Het sluitmechanisme is voorzien van een klassiek slot 8 dat, zoals bekend en zoals weergegeven in figuur 5, is voorzien van twee bedieningsstiften 9 die door middel van het voornoemde cilinderslot 4 kunnen bediend worden om in verticale richting van elkaar weg of naar elkaar toe bewogen te kunnen worden om de schuifdeur te vergrendelen of te ontgrendelen.
Het sluitmechanisme is verder voorzien van twee sluitpinnen, respectievelijk een onderste en een bovenste sluitpin uit roestvrij staal of dergelijke, die elk door middel van een verbindingselement 11 en een koppelstuk 12 verbonden zijn met de voornoemde bedieningsstiften 9 van het slot 8, het geheel zijnde samengesteld als twee sluitstangen 13 die in dit geval over gans hun lengte een constante doormeter hebben.

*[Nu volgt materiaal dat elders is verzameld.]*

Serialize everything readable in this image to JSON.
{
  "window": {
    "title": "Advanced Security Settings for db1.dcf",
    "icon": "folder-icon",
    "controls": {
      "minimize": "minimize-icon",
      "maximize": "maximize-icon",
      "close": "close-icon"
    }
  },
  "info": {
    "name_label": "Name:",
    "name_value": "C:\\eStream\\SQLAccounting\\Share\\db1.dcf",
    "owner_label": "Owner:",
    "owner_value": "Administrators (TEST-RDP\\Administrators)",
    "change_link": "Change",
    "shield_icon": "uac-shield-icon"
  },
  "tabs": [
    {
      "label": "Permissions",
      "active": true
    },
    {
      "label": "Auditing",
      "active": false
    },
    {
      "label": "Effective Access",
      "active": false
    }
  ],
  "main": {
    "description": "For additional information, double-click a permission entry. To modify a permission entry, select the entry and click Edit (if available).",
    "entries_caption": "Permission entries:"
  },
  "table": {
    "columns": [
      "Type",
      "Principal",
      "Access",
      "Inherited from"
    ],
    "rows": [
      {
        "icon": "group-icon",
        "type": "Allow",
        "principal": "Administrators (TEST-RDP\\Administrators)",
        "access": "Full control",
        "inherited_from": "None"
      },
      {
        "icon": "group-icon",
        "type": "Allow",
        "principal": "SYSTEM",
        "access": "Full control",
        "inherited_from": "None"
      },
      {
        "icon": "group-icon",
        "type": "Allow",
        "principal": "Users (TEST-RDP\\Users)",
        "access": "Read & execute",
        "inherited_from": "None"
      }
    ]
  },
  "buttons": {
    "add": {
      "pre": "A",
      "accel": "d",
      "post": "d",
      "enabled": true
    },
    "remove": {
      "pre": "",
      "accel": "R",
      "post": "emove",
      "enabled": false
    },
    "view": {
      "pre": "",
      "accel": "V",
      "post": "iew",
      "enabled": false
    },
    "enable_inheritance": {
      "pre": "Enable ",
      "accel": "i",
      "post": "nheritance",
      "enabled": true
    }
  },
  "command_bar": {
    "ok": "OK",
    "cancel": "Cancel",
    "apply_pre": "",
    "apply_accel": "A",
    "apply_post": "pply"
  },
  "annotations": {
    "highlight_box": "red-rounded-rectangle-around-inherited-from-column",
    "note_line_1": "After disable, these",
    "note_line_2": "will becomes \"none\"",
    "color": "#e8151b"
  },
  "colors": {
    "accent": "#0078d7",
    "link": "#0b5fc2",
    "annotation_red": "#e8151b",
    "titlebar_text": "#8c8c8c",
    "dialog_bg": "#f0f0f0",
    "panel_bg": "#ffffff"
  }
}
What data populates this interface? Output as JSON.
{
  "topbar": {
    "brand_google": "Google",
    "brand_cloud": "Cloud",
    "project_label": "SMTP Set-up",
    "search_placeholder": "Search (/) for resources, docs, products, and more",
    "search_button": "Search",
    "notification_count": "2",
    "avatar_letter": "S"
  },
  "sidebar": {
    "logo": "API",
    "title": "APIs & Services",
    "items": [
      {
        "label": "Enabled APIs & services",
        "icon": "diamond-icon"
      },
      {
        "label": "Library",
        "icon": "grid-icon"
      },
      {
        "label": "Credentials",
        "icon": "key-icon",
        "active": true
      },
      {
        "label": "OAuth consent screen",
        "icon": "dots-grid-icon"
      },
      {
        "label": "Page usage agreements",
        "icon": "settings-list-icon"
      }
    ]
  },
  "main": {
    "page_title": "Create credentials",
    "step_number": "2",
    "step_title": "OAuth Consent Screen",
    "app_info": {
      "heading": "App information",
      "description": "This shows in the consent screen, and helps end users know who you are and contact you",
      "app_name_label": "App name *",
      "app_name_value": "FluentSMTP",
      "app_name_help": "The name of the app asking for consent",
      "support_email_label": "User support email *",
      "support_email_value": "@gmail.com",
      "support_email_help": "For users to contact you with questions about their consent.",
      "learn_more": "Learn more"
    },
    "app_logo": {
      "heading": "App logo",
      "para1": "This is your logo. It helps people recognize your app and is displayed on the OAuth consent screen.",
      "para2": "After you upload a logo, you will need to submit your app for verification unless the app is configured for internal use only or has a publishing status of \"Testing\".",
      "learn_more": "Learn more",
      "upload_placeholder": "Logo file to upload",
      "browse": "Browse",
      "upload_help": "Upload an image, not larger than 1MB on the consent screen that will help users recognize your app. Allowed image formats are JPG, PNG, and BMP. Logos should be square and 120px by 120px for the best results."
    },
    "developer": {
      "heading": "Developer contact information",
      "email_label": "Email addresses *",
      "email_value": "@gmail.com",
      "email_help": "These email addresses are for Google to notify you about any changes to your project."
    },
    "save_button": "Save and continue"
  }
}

Het koppelstuk 12 is aan de uiteinden voorzien van een dwarspin 14 die in een dwarsopening 15 van een bedieningsstift 9 past voor koppeling met deze laatste.
Volgens een kenmerk van de uitvinding is het verbindingselement 11 in de axiale richting van de sluitstang 13 in zekere zin elastisch samendrukbaar en is daartoe bijvoorbeeld vervaardigd uit kunststof, bijvoorbeeld PVC dat een warmtebehandeling heeft ondergaan om in rusttoestand een maatvastheid te bekomen binnen een temperatuursbereik van -20°C tot 60°C.
Volgens een bijzonder kenmerk van de uitvinding wordt voor het verbindingselement 11 gebruik gemaakt van een holle flexibele stang uit voornoemd materiaal.
In dat laatste geval kunnen de sluitpinnen 10 en de koppelstukken 12 aan een uiteinde voorzien worden van een zich axiaal uitstrekkende schroef 16 waarmee zij in het verlengde van het verbindingselement 11 in de holle stang kunnen geschroefd worden.
Het sluitmechanisme 5 is verder voorzien van een hol buisvormig geleidingsprofiel 17 zoals weergegeven in figuur 4 dat in dwarse richting is voorzien van een uitsparing 18 voor het slot 8 met zijn bedieningsstiften 9, waarbij de uitsparing 18 het geleidingsprofiel 17 in twee takken verdeelt die elk voorzien zijn voor de geleiding van een voornoemde sluitstang 13 in axiale richting X~X'.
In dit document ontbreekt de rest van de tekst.